June 19 (Bloomberg) -- Electromagnetic GeoServices ASA, a surveyor of underwater oil and gas fields, rose the most on Oslo’s OBX index of most-traded stocks after an agreement to map the Barents Sea eased concerns about its order backlog.
Shares in the Trondheim, Norway-based company climbed as much as 3.3 percent, the most in almost a week, and were 2.1 percent higher at 9.795 kroner as of 9:25 a.m. in the Norwegian capital. Today’s performance ended a three-day run of losses.
EMGS signed a deal with TGS Nopec Geophysical ASA, Norway’s largest seismic surveyor, to invest in a 3D electromagnetic multiclient survey covering about 3,300 square kilometres (2,050 square miles) in the Hoop area of the Barents Sea, the companies said in a statement.
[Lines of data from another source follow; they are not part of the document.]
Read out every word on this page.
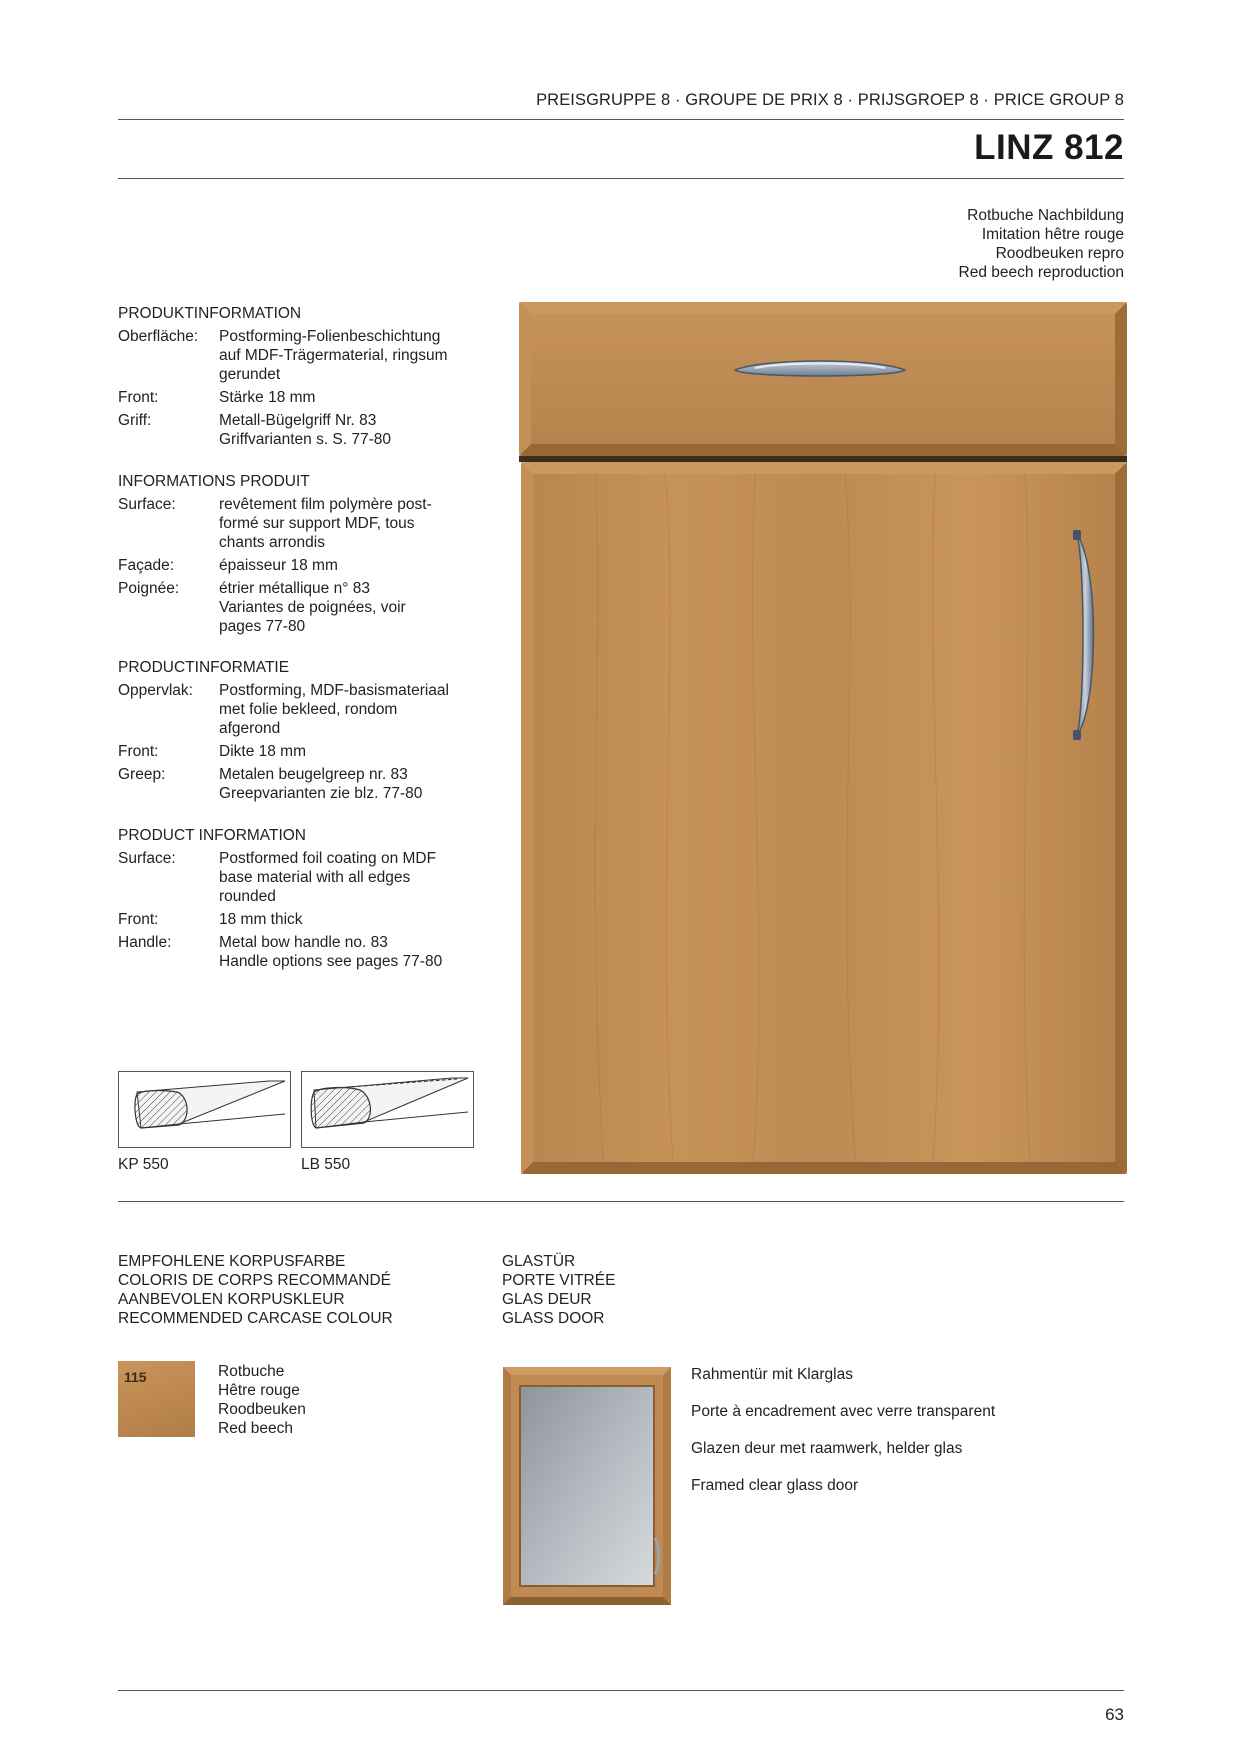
PREISGRUPPE 8 · GROUPE DE PRIX 8 · PRIJSGROEP 8 · PRICE GROUP 8
LINZ 812
Rotbuche Nachbildung
Imitation hêtre rouge
Roodbeuken repro
Red beech reproduction
PRODUKTINFORMATION
Oberfläche:	Postforming-Folienbeschichtung
auf MDF-Trägermaterial, ringsum
gerundet
Front:	Stärke 18 mm
Griff:	Metall-Bügelgriff Nr. 83
Griffvarianten s. S. 77-80
INFORMATIONS PRODUIT
Surface:	revêtement film polymère post-
formé sur support MDF, tous
chants arrondis
Façade:	épaisseur 18 mm
Poignée:	étrier métallique n° 83
Variantes de poignées, voir
pages 77-80
PRODUCTINFORMATIE
Oppervlak:	Postforming, MDF-basismateriaal
met folie bekleed, rondom
afgerond
Front:	Dikte 18 mm
Greep:	Metalen beugelgreep nr. 83
Greepvarianten zie blz. 77-80
PRODUCT INFORMATION
Surface:	Postformed foil coating on MDF
base material with all edges
rounded
Front:	18 mm thick
Handle:	Metal bow handle no. 83
Handle options see pages 77-80
KP 550	LB 550
EMPFOHLENE KORPUSFARBE
COLORIS DE CORPS RECOMMANDÉ
AANBEVOLEN KORPUSKLEUR
RECOMMENDED CARCASE COLOUR
115	Rotbuche
Hêtre rouge
Roodbeuken
Red beech
GLASTÜR
PORTE VITRÉE
GLAS DEUR
GLASS DOOR
Rahmentür mit Klarglas
Porte à encadrement avec verre transparent
Glazen deur met raamwerk, helder glas
Framed clear glass door
63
EMGS will get access to TGS’s 2D seismic data and TGS will be able to use the survey’s 3D data to plan further work in the area, they said.
“It’s positive to see EMGS getting access to TGS’s 2D data to plan and integrate the survey and to get access to TGS’s salesforce,” Pareto Securities ASA said in an e-mailed note. “We estimate that EMGS now has a firm backlog for second-quarter execution of about $45 million,” compared with the broker’s own estimate of $52 million and market consensus of $51 million, it said.
EMGS, which uses electromagnetic technology to search for oil and gas under the seabed, has declined more than 27 percent during the last 12 months amid investor concern that the company lacked enough contracts for next year. The company’s method of mapping the seabed competes with the seismic technology employed by companies such as Schlumberger Ltd. and Petroleum Geo-Services ASA.
TGS, based in Aker near Oslo, fell 1.5 percent to 188.9 kroner as of 9:25 a.m., curbing its gain during the last 12 months to 21 percent.